For me the main problem with disabling auto-run is, that I am then asked about tiny code snippets beeing taken from somewhere out of a huge project and presented to me without context. In most cases, I have no idea, were they are from and what they mean. So I let cursor do the changes and inspect them after.
Got it. Auto-run was enabled globally, and after the session restart the agent lost the context of your instructions.
On your point about .cursor/rules, I agree it’d be ideal if the agent saved these agreements automatically. For now, you need to do it manually. Here’s a concrete example for .cursor/rules:
When working with remote hosts via SSH/SCP:
- ALWAYS download the current remote file before making any changes
- NEVER overwrite remote files without explicit user confirmation
- Before any scp/rsync upload, compare local and remote file timestamps
- If no version control exists on the remote, warn that overwrites are irreversible
This will persist across sessions and be included in the agent’s context.

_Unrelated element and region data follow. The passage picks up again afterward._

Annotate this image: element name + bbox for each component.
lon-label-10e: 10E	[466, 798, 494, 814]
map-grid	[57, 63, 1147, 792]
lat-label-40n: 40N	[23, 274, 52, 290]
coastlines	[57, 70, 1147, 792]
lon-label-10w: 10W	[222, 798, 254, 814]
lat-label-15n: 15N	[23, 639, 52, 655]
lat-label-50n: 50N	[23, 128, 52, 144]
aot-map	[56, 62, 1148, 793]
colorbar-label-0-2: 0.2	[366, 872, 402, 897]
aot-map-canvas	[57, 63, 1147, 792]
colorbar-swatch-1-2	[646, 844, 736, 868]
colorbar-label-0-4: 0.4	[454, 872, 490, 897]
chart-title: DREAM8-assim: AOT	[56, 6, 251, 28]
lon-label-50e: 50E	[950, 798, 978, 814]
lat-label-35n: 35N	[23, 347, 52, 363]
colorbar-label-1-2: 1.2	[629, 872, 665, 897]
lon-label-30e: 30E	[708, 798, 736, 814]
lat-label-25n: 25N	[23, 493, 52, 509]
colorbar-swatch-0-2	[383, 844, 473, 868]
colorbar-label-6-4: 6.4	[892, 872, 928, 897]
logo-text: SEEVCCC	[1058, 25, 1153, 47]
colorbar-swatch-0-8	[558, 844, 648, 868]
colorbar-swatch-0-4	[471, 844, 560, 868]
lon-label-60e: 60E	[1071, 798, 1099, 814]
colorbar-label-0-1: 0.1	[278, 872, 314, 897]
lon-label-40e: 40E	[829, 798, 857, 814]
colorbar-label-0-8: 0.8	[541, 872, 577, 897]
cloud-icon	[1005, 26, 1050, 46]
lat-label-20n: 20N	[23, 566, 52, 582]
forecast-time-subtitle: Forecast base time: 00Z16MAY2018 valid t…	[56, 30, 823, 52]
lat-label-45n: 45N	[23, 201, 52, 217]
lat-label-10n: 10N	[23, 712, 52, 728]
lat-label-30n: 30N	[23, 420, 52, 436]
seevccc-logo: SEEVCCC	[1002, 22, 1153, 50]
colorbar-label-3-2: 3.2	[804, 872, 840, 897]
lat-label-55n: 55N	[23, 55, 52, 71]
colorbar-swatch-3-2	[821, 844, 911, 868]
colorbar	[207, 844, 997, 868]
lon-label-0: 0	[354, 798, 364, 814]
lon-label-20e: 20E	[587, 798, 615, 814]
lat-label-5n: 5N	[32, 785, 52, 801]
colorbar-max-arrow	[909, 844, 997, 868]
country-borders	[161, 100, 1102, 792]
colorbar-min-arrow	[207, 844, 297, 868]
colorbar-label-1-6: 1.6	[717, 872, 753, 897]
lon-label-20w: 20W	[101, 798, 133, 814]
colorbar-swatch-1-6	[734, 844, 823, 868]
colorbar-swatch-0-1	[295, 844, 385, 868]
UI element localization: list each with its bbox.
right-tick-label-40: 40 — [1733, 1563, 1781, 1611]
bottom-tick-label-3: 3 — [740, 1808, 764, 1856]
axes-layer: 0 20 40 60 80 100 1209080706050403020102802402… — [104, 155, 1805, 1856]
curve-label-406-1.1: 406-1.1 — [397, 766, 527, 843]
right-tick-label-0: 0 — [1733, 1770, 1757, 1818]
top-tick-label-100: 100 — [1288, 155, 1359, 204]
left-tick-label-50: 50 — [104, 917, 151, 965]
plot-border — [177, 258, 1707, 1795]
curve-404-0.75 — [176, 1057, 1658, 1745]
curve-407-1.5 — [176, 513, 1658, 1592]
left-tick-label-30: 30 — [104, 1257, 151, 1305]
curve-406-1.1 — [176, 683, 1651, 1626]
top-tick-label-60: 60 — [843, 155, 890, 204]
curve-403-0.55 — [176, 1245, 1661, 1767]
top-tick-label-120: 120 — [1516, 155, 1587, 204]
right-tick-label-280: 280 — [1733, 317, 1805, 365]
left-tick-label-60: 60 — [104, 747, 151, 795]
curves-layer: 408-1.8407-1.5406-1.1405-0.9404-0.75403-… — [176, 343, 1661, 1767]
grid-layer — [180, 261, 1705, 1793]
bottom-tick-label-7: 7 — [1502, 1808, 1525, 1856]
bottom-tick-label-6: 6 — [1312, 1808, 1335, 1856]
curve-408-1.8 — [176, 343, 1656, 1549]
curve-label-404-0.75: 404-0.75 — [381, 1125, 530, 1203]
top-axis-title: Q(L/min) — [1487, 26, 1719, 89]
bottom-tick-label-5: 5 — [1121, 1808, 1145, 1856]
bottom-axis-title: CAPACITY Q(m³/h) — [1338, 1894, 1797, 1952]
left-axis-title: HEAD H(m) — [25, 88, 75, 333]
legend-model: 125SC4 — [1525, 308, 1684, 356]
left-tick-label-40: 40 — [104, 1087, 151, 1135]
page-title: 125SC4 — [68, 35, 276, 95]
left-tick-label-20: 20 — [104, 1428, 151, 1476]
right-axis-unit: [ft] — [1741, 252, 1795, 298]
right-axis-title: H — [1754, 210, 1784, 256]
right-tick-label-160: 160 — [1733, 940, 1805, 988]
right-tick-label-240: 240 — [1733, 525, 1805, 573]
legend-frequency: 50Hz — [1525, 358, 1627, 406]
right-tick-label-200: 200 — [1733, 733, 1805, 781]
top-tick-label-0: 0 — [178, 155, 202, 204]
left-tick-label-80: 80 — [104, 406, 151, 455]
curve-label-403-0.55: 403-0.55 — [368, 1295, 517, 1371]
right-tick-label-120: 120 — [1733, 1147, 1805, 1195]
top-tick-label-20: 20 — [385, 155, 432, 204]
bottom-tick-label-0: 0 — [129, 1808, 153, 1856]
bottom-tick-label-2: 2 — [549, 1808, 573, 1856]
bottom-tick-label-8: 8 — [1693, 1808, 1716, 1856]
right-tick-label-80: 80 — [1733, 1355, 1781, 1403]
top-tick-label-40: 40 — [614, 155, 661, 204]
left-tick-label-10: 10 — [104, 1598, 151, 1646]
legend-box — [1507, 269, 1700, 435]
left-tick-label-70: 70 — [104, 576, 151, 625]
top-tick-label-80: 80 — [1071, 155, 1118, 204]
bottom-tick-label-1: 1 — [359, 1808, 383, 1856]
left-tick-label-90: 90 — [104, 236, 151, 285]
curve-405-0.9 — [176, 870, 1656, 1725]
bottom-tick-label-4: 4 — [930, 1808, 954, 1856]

About auto-run, I get the problem with turning it off. You can end up with streams of code fragments without context. As a compromise, you can try the Command Allowlist (Cursor Settings > Agents > Auto-run). Add commands that are safe (ls, cat, grep, ssh, etc.), and keep scp, rsync, rm requiring confirmation.
There are two options, depending on what’s more convenient:
User Rules (global, for you personally)
Cursor Settings > Rules > User Rules. Everything written there applies to all projects and sessions automatically. You can add the same SSH/SCP rules there too.
Team Rules (for the whole team)
Since you’re on a Team plan, an admin can create rules in the Cursor Dashboard, and they’ll apply to every team member. You can even make them required.
User Rules is the easiest path. Just move the contents of .cursor/rules there, and it’ll work in every project without any extra setup.